The message posted on social media was brief and urgent: "ALINA HAS JUST BEEN ARRESTED in the park of freedom while attempting to exercise her right to peaceful protest. We assume they are taking her to the Playa PNR station. Please share this outrage. Freedom."
The detention carries a particular symbolic weight: this Thursday marks exactly two years since Alina Bárbara and the sociologist Jenny Pantoja Torres were detained and beaten by officers of the National Revolutionary Police on the Vía Blanca road on June 18, 2024, while they were heading to Havana to protest.
In her post on Wednesday, Alina Bárbara herself announced her intention to go to the park between 11 a.m. and 12 p.m. with a sign reading "Amnesty for political prisoners," and recalled that episode in her own words: "Tomorrow, June 18, marks two years since Jenny Pantoja and I were arbitrarily detained and brutally beaten by police officers at the edge of a stretch of the Vía Blanca highway."
After that beating in 2024, both activists were paradoxically accused of the crime of "assault" — supposedly against the officer who attacked them.
The prosecutor Ana Lilian Caballero Arango is requesting four years in prison for Alina Bárbara and three years for Jenny.
The trial, scheduled for January 30, 2026, before the People's Municipal Court of Matanzas, has been postponed indefinitely by Judge Ysenia Rodríguez Vázquez without setting a new date.
Despite being under house arrest for the past two years, Alina Bárbara has not stopped her monthly protests.

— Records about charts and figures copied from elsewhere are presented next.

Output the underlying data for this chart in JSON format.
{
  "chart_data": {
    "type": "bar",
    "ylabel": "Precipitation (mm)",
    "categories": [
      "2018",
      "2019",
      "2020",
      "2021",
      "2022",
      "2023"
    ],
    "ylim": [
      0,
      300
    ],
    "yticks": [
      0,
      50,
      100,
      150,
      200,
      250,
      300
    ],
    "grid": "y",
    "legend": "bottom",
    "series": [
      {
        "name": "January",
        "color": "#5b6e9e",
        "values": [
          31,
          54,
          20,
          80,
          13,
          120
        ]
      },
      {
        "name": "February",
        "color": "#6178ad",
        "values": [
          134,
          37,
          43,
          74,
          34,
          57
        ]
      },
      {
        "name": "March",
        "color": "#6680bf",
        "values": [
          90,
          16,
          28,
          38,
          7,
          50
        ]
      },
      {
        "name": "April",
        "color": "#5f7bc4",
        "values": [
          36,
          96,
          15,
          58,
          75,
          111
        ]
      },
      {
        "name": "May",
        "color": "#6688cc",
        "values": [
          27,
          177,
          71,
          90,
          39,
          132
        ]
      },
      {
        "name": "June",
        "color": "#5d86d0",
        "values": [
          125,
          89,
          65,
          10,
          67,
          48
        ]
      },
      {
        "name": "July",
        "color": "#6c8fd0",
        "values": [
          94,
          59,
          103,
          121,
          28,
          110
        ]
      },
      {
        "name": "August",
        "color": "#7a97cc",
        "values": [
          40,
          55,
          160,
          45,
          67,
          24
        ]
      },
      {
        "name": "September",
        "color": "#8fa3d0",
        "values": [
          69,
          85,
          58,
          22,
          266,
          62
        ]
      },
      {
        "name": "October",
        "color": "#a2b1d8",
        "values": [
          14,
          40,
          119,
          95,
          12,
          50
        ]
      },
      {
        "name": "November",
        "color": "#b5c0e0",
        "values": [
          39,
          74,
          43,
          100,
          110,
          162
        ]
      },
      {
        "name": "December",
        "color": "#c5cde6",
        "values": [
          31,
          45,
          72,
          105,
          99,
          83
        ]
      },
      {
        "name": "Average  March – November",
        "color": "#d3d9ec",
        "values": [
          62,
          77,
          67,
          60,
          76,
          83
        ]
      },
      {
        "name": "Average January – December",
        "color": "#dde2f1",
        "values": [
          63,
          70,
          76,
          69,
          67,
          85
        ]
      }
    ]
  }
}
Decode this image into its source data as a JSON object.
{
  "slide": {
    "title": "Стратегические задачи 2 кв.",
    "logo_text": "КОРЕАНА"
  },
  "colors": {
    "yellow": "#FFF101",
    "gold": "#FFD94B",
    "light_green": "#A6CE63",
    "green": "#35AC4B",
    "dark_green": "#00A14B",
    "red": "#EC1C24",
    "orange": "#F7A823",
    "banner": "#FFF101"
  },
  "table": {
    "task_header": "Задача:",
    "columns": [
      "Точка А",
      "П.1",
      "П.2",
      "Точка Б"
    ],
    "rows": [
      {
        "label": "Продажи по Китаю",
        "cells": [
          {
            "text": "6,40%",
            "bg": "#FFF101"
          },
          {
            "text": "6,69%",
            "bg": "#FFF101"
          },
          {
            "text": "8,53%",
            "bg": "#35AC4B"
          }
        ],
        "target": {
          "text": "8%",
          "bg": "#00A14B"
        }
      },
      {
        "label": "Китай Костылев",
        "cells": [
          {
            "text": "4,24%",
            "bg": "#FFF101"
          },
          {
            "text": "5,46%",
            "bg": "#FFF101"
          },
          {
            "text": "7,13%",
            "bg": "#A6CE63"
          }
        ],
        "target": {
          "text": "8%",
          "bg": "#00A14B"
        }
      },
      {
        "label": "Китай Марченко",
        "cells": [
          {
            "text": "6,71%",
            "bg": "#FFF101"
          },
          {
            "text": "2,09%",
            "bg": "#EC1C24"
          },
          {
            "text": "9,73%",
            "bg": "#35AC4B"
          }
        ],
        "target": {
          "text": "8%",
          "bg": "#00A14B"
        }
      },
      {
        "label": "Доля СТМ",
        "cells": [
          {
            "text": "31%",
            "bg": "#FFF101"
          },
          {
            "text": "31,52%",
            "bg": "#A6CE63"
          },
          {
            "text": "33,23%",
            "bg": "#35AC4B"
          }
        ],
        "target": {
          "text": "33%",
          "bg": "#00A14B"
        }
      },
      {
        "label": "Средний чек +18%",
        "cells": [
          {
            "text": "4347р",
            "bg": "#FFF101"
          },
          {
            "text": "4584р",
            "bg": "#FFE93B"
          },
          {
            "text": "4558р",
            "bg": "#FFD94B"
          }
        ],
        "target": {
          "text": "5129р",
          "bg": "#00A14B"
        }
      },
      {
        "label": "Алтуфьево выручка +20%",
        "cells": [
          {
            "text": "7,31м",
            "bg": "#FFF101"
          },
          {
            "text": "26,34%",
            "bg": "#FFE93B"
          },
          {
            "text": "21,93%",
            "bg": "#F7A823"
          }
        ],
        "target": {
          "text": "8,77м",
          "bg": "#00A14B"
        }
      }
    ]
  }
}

The repressive pattern has regularly repeated itself in 2026: on February 18, she was held for 12 hours along with activist Leonardo Romero Negrín, and on April 18, she was arrested and held for almost ten hours at the Police Unit.
The Academic Freedom Observatory also issued an alert this Thursday regarding arbitrary detention, directed to organizations such as UNESCO, the European Union in Cuba, Scholars at Risk, the Inter-American Commission on Human Rights, and Amnesty International.
In its statement, it noted: "Once again, the Government of Cuba chooses to distance itself from any notion of democracy and expresses its illegitimate nature against the citizens' right to dissent."
Doctor in Philosophical Sciences, corresponding member of the Academy of History of Cuba, and university professor in Matanzas, Alina Bárbara was expelled from the Union of Writers and Artists of Cuba for her civic stance.
Since March 2023, she has been carrying out these peaceful protests on the 18th of each month, demanding amnesty for political prisoners and the establishment of the rule of law.
In her post on Wednesday, the intellectual clearly summarized the meaning of her perseverance: "This is not about egocentrism or madness, as the oppressors have claimed to try to discredit our persistence. It is about dignity. About holding our heads high and defending our citizen rights."